The call for young people to be involved in India politics began with Gandhi, who asked the youth of the day to come forward to become actively involved in
the freedom movemen (Atkin, 2012, p. np). However, there are still few young people involved in the political arena. Most elected politicians are aged 50
or over whilst most of the voting public are under 40 (Ruland, et al., 2005, p. 181). This suggests either that younger people are happy with this
situation or perhaps that they have little interest or enthusiasm for politics. There can be confusion here when there is a suggestion that the older
leaders should make way for ‘youth’, because in this context the word ‘youth’ is used just to mean people younger than others, i.e.
perhaps people in their 30s or 40s rather than very young people with no experience. This is something that is discussed widely in the media (Jain, 2009).
This use of ‘youth’ to mean different age groups, between 15 and 40 plus, can present a confusing message to readers.
Poverty reduction is a major issue in India and there has been work across the world that suggests that involving young people in creating change to reduce
poverty, and other important such issues, is vital and more effective than allowing them to simply be the target for development. This may be promoted from
within India or it may be helpful for outside agencies already working in this area with young people to help set up relevant initiatives (The National
Council of Swedish Youth Organisations, 2009, p. 8).
It is interesting to consider the more popular representations of the role that young people should play in society. There is a marked view that older
people should step down in preference to younger people because only younger people have the ability to create change. The knowledge and experience of
older people is acknowledged but it can frequently be seen that there is pressure for them to take a ‘back seat’, and only advise and guide,
but not to actively participate (Kumar, 1998, p. 234). There does not as yet appear to be any research to demonstrate how this will affect society and the
way that younger people feature, particularly in political and other such positions. However, it does appear to reduce the respect and reverence in which
older people have customarily been held, which could be seen to be more in line with a more western approach where youth culture has become prominent.

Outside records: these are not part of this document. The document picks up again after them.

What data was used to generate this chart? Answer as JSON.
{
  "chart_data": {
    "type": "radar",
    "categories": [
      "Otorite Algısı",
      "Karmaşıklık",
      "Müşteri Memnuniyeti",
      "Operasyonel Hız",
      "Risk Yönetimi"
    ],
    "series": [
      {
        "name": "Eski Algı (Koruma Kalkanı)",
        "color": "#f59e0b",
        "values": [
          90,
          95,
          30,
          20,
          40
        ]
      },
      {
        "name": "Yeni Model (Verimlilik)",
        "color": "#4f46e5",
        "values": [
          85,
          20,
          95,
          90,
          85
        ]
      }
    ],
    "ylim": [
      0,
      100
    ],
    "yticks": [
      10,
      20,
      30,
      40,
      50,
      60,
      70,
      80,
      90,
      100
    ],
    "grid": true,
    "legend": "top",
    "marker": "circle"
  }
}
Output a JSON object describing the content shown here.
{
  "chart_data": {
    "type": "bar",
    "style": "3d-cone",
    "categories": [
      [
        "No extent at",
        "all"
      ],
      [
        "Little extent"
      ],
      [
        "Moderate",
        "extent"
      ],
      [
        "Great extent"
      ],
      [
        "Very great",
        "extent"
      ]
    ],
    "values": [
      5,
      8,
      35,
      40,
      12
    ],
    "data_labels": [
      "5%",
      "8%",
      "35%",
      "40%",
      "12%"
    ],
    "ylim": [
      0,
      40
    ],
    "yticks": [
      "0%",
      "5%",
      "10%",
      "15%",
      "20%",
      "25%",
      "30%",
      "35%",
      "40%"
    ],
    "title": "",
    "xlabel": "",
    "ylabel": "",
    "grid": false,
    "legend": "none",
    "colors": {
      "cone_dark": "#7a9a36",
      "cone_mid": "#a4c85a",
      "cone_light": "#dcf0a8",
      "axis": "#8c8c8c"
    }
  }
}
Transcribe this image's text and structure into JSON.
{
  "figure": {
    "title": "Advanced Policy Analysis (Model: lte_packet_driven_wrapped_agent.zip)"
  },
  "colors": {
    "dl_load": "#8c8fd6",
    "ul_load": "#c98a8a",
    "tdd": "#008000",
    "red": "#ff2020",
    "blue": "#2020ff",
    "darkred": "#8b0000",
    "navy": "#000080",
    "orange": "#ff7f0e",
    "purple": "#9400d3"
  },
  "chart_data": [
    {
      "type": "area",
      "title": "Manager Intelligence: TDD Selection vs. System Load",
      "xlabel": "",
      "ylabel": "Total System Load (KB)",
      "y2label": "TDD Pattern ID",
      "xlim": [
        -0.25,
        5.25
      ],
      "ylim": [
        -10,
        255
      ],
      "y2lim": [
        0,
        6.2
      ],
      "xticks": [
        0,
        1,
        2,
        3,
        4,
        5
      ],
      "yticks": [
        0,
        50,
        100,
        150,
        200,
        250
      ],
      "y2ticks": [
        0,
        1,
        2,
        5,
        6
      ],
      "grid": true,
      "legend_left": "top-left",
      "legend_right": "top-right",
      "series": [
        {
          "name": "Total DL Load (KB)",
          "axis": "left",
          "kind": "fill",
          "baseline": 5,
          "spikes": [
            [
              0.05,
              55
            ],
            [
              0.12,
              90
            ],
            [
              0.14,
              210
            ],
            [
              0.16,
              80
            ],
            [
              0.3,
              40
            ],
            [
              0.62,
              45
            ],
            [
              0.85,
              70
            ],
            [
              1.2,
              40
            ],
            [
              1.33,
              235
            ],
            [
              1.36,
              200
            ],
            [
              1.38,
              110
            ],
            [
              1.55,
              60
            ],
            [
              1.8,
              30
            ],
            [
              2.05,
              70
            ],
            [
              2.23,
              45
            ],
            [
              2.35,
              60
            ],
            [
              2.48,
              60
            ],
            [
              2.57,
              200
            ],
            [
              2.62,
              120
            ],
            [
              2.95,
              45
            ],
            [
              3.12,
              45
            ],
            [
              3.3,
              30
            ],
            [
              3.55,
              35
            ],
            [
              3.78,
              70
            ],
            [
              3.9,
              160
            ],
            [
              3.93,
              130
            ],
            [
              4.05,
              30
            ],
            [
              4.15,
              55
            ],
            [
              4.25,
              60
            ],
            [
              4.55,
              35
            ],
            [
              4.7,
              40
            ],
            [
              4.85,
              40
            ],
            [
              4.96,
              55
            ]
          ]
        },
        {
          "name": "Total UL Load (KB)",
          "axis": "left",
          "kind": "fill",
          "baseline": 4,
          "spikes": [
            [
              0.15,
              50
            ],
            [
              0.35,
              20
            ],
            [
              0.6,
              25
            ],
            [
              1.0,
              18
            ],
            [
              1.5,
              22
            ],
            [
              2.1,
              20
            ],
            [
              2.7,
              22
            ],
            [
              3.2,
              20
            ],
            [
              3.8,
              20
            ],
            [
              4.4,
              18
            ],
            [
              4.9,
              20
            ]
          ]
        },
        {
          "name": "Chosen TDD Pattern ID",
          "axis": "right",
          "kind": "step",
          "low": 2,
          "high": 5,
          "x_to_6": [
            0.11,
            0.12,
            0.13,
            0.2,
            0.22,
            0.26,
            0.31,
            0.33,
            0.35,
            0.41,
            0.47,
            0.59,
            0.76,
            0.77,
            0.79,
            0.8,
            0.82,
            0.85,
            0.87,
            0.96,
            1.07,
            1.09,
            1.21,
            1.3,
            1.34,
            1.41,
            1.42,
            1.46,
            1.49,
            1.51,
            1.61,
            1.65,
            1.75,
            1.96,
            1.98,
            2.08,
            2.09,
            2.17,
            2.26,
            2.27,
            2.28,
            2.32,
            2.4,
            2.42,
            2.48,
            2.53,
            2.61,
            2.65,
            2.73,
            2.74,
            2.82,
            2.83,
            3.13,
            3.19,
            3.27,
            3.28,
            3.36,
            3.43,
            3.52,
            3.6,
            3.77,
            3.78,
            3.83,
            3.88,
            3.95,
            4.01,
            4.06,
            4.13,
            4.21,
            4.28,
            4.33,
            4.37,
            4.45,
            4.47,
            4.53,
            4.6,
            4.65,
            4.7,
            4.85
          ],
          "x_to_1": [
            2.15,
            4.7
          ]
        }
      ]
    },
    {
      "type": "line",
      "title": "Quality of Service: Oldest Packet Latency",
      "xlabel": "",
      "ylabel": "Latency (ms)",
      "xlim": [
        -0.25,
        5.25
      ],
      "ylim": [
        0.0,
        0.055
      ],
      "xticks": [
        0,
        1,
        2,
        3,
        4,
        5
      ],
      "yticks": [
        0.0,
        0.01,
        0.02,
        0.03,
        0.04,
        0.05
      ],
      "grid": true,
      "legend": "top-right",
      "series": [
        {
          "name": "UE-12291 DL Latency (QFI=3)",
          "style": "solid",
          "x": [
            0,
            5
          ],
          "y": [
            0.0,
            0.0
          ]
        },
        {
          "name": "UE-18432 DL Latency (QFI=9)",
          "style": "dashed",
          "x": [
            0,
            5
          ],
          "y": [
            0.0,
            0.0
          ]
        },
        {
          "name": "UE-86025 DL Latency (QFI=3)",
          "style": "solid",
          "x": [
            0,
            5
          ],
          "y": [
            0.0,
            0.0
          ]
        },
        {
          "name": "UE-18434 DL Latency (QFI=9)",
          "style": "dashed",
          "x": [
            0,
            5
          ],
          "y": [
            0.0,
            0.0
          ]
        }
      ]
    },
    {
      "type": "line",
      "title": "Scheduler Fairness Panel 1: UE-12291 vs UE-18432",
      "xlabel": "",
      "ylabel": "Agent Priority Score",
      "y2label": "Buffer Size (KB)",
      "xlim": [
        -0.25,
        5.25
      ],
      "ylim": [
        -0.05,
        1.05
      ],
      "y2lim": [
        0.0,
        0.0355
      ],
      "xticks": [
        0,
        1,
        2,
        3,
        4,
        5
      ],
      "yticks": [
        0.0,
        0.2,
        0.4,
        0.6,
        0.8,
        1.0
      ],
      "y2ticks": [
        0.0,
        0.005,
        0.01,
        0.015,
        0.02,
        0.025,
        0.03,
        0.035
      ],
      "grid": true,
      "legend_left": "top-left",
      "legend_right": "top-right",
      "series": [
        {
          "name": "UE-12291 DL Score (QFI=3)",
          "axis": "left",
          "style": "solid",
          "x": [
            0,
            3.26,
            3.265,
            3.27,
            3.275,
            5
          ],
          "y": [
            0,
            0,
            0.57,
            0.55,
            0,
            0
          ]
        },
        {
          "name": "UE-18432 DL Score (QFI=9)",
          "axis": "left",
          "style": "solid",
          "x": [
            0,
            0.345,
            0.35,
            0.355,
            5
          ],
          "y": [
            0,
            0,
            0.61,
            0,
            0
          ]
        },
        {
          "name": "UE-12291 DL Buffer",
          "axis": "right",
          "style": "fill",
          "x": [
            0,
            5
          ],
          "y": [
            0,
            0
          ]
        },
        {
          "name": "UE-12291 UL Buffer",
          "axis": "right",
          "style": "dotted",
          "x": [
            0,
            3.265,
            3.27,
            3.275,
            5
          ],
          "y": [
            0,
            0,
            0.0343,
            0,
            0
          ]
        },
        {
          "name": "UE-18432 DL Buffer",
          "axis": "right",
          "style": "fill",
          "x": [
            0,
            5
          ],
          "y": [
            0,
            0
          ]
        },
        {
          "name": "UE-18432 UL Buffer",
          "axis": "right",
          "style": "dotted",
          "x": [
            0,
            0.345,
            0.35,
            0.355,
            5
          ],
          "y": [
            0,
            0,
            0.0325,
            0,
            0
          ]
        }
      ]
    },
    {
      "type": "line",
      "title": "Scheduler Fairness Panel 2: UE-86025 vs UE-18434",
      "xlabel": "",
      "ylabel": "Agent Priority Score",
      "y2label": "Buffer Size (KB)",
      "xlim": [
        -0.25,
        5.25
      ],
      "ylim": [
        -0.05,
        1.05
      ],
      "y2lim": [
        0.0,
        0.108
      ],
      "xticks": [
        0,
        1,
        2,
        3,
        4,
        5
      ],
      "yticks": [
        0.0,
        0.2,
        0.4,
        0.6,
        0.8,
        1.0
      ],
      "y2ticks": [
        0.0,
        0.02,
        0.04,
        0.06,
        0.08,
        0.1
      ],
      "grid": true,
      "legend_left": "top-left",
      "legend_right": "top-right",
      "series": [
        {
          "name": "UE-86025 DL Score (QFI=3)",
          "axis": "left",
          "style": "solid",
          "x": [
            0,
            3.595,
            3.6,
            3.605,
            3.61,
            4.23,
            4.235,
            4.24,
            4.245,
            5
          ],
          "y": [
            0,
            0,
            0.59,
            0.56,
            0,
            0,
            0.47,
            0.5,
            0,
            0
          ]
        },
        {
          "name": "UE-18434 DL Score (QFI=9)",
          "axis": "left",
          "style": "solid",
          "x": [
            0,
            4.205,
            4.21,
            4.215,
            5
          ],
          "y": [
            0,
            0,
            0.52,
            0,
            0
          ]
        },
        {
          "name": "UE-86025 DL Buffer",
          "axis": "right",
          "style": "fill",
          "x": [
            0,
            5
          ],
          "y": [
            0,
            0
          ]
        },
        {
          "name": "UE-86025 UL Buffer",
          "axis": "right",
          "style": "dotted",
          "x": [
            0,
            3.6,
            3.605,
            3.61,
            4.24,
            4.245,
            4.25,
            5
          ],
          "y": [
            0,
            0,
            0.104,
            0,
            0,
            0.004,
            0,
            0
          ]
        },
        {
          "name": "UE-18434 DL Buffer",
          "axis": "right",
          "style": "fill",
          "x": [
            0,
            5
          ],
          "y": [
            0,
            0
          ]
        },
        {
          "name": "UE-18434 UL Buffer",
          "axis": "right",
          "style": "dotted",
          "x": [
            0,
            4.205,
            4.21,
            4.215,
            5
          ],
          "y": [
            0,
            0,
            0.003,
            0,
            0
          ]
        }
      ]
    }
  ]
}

India is a vast country with an enormous population that is increasing quite rapidly. There is a definite move towards becoming a developed country but
there are still many problems to be solved. Comparing the situation in India with western countries presents challenges, as the cultural and social
situation is very different and there are very different belief structures. One key factor is that young people are considered to be almost the
‘saving grace’ for the country. Great reliance is placed on young people becoming educated and increasing the status and economic profitability
of the country. This is set, however, against poverty and poor educational offerings and achievement for large sections of the population. Providing more
equal opportunities for men and women and eradicating child labour are two areas that will take great effort to resolve given and enormous number of people
There have been great improvements in areas such as IT and space development which has meant that some sectors of the youth have been able to move into
those areas. However, in order to make the progress that is sought for India to become a developed country, young people need to be motivated in directions
that will achieve that goal. There is a substantial concern regarding young people being drawn into terrorism, and major changes in law and order remain to
be achieved. So it can be seen that there is much to be done and directives in place to work towards those aims. However, this does appear to place a great
deal of responsibility and reliance on younger people to make this happen.